COACH: This is probably the most difficult comparison, since Daly was strictly a Hall of Fame NBA coach (who, it should be noted, cut his teeth coaching for Vic Bubas at Duke on a staff that included Hubie Brown) while Krzyzewski was solely a Hall of Fame college coach until his first foray into the international game prior to the 2008 Olympics. This might not be a popular position to take as a Maryland taxpayer, but Coach K showed he could be just as effective as Daly was in 1992 in what he did in leading what was called The Redeem Team in 2008. Given what he did four years ago in helping erase the embarrassment of the U.S. losing in 2004, I think I have to give the edge to Krzyzewski.

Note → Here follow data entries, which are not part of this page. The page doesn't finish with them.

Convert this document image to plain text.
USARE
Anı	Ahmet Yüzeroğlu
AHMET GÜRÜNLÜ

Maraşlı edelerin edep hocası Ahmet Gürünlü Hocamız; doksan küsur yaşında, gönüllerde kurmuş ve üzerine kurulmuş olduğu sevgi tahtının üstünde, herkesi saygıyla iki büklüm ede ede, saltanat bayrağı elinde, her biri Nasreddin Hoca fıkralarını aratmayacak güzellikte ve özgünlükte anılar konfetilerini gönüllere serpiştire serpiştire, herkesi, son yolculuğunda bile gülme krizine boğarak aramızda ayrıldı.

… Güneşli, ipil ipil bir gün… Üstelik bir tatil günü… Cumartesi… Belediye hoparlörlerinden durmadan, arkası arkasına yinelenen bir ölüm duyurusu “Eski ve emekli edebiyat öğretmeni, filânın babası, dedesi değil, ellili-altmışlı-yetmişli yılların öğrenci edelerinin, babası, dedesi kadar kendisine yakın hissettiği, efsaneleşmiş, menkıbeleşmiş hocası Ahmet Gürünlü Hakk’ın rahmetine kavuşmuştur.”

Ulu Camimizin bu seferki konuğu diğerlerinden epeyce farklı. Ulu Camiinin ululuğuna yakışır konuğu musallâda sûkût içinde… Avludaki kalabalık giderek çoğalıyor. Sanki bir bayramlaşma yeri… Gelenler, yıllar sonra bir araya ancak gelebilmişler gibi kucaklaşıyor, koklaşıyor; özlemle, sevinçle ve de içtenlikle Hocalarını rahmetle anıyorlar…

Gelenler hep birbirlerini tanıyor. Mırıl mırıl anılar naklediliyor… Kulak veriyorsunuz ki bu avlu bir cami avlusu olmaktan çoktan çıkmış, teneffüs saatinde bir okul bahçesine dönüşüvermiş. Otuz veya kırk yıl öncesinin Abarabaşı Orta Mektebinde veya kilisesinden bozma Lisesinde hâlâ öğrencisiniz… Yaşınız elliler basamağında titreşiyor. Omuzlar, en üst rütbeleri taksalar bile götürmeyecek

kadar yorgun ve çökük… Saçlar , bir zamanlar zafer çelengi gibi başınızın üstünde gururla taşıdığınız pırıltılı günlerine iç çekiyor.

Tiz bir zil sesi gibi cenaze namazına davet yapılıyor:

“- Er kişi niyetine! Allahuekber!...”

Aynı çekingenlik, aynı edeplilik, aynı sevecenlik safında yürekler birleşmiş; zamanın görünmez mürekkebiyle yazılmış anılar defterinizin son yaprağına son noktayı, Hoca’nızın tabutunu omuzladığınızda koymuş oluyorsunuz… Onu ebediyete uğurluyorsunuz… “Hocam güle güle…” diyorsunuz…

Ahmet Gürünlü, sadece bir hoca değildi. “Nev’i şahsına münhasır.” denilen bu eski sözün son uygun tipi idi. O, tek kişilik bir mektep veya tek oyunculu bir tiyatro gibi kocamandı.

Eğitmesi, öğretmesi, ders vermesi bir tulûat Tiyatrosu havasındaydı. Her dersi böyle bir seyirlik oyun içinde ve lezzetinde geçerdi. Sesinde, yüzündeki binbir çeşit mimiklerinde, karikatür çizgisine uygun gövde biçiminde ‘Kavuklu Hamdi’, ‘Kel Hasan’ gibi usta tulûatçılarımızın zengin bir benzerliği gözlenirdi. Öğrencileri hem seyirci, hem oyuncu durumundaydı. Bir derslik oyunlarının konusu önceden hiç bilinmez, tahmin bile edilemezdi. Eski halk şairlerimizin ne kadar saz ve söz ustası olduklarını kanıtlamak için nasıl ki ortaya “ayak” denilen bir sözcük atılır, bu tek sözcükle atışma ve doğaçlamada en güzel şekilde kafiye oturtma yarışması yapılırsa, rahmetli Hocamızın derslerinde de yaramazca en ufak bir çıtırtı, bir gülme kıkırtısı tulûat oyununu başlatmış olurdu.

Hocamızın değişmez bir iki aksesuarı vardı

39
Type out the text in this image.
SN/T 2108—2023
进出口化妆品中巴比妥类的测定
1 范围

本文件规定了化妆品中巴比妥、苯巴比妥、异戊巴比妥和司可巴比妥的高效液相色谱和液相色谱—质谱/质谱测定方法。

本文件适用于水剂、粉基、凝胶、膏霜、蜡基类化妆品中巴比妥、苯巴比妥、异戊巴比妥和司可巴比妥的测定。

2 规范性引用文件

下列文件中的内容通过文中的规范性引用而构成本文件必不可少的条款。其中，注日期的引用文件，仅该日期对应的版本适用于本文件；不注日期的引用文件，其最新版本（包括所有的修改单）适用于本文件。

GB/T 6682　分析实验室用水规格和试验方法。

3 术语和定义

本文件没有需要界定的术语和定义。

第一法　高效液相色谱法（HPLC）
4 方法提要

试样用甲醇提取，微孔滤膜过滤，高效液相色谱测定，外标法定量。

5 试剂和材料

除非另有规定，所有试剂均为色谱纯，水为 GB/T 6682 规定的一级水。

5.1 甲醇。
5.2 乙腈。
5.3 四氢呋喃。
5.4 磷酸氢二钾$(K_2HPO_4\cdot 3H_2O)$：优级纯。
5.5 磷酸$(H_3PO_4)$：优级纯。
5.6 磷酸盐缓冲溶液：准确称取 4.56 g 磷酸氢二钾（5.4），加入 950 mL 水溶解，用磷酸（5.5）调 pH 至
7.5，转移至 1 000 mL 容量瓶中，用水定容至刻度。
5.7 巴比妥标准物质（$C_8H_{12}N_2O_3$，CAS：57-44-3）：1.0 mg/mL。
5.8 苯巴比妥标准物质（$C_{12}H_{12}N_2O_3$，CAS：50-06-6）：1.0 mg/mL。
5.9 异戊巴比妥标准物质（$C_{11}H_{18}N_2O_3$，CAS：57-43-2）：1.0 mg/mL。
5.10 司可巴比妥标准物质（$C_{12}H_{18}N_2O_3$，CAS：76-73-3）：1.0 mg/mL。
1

COMPETITION: There were only a handful of European players in the NBA when the Dream Team demolished their way to gold in Barcelona. While I don't think the U.S. should be challenged much in London, there are NBA players dotting several rosters. Spain has a pretty formidable frontcourt with the Gasol brothers and Serge Ibaka, and if Ricky Rubio hadn't blown out his knee this season in Minnesota, it would have made a pretty good backcourt with Rudy Fernandez. Several current NBA players, including Tony Parker and Dirk Nowitzki, have said that the 1992 Olympics were the fuel for their own dreams of playing in the U.S. someday. It is now more of a world game. I think if the U.S. wins by an average of 25 points in London, which might happen, it would be even more impressive than what the Dream Team did all those years ago in winning by more than 40.
So here's an old-school guy who still likes to take hooks and bank shots – especially when I'm playing against thirtysomethings who've never seen them before – who thinks that this year's team wouldn't get blown out by 25 against the Dream Team, as Pippen suggested. In a seven-game series, I would probably take the old guys in six depending on the setting. But if it was just one game for the gold, who knows? I don't think it's crazy to think the 2012 team is just as good.